ANNet: Asymmetric Nested Network for Real-Time Cloud Detection in Remote Sensing

Cloud detection is one of the crucial tasks in the field of remote sensing, which is regarded as binary classification at the pixel level. Although a large number of recent deep learning-based methods have made great progress, most of their appealing performances come at the expense of a large amount of computation, which reduces the real-time performance accordingly. In order to bridge the gap between segmentation performance and inference speed, we propose a novel asymmetric nested network (ANNet) architecture termed ANNet, which is designed for real-time cloud detection with excellent performance.

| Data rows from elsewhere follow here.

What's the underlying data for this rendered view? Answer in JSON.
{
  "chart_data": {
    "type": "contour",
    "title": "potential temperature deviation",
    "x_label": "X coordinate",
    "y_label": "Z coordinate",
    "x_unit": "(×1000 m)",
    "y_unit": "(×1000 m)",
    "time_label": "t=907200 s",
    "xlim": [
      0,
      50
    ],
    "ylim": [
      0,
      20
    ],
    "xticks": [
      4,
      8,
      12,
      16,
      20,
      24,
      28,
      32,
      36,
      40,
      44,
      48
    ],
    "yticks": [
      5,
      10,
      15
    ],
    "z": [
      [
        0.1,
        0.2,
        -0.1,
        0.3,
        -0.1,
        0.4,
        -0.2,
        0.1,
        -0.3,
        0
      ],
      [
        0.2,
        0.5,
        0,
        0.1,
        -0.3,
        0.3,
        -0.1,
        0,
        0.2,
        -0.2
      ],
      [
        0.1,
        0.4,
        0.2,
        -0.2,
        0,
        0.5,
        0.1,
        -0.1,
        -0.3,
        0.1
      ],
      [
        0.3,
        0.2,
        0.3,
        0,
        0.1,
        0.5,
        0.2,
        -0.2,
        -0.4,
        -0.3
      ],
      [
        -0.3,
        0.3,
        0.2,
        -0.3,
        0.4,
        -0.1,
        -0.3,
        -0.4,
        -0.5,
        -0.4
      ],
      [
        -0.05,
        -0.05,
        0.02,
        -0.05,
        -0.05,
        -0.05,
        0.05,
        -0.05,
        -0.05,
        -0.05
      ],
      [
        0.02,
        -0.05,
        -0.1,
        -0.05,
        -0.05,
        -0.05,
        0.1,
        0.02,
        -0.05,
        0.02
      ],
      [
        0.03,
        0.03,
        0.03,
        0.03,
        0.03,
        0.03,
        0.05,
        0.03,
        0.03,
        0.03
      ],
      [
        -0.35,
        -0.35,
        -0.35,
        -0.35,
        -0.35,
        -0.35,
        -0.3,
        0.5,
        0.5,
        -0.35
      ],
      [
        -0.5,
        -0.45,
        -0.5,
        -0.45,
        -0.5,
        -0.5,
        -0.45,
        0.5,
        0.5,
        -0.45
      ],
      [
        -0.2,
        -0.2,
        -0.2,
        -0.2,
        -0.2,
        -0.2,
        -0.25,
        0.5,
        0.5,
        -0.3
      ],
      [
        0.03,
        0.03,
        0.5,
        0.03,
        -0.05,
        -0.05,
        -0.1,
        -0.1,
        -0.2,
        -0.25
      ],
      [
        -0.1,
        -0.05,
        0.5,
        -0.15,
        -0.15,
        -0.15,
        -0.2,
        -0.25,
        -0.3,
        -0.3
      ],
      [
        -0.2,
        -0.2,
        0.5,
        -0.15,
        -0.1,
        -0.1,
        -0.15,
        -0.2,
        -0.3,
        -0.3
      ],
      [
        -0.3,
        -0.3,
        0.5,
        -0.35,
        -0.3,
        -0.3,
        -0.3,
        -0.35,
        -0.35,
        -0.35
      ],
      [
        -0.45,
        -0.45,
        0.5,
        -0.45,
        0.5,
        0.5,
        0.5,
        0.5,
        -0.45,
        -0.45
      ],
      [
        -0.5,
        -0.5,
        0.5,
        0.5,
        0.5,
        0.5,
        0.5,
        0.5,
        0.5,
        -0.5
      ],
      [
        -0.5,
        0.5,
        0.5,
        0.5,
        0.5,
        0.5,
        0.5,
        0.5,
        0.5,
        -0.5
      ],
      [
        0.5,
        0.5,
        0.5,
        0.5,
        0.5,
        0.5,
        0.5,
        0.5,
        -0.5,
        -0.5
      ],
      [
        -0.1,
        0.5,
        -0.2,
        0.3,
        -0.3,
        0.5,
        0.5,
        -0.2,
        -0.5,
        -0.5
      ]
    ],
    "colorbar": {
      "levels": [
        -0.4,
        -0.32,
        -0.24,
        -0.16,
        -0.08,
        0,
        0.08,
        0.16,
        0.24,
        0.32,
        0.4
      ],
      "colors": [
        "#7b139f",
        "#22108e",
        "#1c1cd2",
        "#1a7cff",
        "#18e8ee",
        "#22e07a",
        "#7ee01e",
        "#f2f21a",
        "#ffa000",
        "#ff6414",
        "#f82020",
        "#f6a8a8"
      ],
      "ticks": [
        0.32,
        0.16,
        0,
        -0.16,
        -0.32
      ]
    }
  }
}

In the encoder branch of ANNet, we introduce an effective tiny U-shape block (TUB) to enrich detailed spatial contexts in each stage, which also allows ANNet to embed spatial recovery ability earlier, and a lightweight, simple feature fusing module (SFFM) is designed to refine the semantic features map at a lower level of TUB for better performance. Following the encoder, which is diverse from the most symmetric U-shape approaches, an asymmetric and lightweight decoder (ALD) with only convolution and bilinear up-sample operations is employed for spatial recovery. We also, moreover, demonstrated that using a constant channel size instead of a larger channel volume as the network goes deeper is an efficient and effective design for cloud detection tasks. Substantial experiments are performed on GF1_WHU and 95-Cloud datasets, which show that ANNet has achieved excellent performance with low computation cost compared to most of the existing state-of-the-art methods. On GF1_WHU dataset, ANNet-l achieves 93.79% on mIoU at 125 FPS, while ANNet-s with only 29.5 K parameters yields 90.74% mIoU at 251 FPS on the Nvidia RTX 2080Ti.